Go back to the earliest figures we have, from 2007/08, and you find that there were 578,682 people waiting for more than one year. That shrank to just under 18,500 by the time of the election, as we have seen.
So in about three years of Labour the waiting list shrank by more than half a million. And in about the same amount of time under the coalition it has fallen by just over 18,000.
Perhaps we’re being churlish in pointing this out. After all, there has still been a dramatic improvement under the coalition.
But we’re going to have to mark Mr Hunt down for being a bit sneaky here. What he failed to mention is that NHS England issued a directive that there should be NO patients in the plus-52-week category after 31 March this year.
So what the latest figures show is that we have failed to hit the “zero tolerance” target so far, to the tune of several hundred patients. Only a politician could make a missed target sound like a triumph.
And Mr Hunt is only looking at one positive indicator from the whole complex world of NHS waiting time data. Other statistics paint a less rosy picture.
The independent King’s Fund think-tank makes it clear in its latest assessment of the overall health of the NHS that A&E departments are under particular pressure.
In the first quarter of 2013 the target that no more than 5 per cent of patients should not wait more than four hours was widely breached. Things improved somewhat from April to June, but 4.3 per cent of patients still had to wait more than four hours.
That’s the equivalent of 241,000 people and the highest proportion of patients kept waiting since 2004/05.
Similarly, the proportio of patients waiting more than four hours to be transferred from A&E to a hospital bed is at its highest since 2004/04.
That doesn’t mean the NHS is dissolving into chaos.

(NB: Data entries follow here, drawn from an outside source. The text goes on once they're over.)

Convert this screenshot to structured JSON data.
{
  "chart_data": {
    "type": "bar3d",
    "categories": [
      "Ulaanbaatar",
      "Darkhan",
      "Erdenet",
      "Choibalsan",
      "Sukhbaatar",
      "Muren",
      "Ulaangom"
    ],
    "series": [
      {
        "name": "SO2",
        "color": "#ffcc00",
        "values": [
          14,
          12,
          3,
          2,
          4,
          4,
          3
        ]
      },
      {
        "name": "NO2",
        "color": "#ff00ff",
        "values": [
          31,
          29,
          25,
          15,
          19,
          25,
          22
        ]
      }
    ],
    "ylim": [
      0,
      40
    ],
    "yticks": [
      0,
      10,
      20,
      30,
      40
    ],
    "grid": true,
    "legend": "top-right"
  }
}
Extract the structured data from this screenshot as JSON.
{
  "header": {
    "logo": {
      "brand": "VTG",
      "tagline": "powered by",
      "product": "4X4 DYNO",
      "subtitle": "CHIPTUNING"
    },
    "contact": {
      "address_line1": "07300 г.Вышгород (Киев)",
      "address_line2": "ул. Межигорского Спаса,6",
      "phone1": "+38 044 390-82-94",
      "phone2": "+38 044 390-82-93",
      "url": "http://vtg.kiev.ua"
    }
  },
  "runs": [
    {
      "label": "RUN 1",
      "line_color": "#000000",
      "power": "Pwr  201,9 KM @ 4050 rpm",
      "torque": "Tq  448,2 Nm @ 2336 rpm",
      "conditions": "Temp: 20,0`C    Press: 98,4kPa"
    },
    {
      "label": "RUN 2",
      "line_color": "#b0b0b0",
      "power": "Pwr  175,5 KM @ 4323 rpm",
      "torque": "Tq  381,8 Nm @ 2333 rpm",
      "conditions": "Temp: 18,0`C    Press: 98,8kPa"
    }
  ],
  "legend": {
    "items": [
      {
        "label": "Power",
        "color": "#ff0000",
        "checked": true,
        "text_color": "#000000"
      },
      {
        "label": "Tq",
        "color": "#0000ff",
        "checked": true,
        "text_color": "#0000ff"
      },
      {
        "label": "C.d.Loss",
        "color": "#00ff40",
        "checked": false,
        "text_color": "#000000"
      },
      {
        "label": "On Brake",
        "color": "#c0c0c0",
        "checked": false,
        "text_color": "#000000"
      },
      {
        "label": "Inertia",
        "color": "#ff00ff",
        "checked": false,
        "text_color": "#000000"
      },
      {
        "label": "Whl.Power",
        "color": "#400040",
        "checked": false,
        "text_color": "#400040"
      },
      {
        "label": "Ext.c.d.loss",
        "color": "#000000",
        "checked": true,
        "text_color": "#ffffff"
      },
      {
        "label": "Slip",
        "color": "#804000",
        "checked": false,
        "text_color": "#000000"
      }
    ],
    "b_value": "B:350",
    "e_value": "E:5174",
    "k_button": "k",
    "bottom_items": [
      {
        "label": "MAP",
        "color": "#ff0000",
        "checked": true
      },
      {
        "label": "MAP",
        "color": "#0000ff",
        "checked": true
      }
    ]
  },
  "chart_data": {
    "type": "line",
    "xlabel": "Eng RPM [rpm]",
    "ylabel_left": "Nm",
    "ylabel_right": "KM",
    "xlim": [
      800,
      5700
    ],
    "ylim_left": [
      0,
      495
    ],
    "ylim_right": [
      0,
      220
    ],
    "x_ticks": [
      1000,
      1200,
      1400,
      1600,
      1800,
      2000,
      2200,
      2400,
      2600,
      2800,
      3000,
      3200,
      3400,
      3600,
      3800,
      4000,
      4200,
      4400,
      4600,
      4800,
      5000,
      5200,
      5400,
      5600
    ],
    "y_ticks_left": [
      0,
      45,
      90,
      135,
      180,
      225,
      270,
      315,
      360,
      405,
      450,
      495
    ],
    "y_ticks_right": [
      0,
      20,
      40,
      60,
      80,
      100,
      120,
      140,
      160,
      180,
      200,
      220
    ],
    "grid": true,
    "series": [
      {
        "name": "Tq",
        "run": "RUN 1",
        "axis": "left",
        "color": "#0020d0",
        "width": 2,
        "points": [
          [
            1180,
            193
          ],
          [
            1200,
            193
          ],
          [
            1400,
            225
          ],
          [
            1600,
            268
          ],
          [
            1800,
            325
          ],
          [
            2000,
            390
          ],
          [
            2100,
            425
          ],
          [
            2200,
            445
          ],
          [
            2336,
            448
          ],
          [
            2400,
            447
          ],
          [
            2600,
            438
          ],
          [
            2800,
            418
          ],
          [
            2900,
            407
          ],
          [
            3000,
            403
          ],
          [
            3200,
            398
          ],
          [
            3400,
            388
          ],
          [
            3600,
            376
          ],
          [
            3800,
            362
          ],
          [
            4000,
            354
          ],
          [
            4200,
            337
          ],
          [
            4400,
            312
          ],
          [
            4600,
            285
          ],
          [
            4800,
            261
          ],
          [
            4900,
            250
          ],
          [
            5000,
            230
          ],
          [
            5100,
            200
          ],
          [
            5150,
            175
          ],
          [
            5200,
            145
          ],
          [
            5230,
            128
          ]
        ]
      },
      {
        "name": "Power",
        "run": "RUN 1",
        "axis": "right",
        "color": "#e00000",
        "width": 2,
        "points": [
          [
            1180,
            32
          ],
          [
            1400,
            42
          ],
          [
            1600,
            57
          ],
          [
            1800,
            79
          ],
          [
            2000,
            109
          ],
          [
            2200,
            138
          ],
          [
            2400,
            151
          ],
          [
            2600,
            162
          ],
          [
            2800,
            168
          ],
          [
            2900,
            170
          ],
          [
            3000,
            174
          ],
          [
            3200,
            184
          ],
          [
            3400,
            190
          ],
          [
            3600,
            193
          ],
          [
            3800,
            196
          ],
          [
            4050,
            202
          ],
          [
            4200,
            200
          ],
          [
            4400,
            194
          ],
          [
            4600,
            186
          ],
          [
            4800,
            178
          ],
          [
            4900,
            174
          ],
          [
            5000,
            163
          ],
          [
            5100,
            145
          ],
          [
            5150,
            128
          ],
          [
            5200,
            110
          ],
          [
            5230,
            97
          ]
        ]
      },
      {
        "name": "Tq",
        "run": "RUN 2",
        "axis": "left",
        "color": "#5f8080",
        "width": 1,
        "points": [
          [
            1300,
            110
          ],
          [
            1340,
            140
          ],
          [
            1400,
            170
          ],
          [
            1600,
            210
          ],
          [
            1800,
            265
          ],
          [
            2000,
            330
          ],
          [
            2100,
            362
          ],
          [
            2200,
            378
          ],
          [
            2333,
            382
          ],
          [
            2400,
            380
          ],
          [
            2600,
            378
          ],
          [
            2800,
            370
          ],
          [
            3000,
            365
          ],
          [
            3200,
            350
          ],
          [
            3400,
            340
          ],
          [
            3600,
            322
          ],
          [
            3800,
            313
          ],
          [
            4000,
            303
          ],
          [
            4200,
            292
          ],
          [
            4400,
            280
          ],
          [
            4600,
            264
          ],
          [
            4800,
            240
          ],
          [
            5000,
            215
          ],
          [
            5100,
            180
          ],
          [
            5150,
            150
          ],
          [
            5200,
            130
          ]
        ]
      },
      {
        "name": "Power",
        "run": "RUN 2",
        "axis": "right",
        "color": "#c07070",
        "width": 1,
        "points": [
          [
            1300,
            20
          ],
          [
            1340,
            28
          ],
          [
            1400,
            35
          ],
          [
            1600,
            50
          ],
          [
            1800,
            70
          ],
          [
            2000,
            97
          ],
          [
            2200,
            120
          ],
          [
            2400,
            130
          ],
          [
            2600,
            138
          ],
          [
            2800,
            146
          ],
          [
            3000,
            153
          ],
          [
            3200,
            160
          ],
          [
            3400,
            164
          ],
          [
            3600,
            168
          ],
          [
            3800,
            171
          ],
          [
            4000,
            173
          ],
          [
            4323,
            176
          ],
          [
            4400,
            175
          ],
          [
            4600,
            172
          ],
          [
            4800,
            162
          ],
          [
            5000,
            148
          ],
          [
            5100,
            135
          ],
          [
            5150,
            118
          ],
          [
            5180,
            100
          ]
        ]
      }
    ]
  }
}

We’ve picked Labour up in the past for exaggerating bad news on waiting times, and we should point out that other key indicators like the percentage of patients treated within 18 weeks, are stable.
And in fairness, other achievements listed by the health secretary are factually correct. Rates of MRSA and C dif infection in hospitals have indeed gone down dramatically under the coalition.
As Mr Hunt said, mixed-sex wards are disappearing fast and yes, rightly or wrongly, numbers of clinical staff are rising while the number of NHS managers plummets.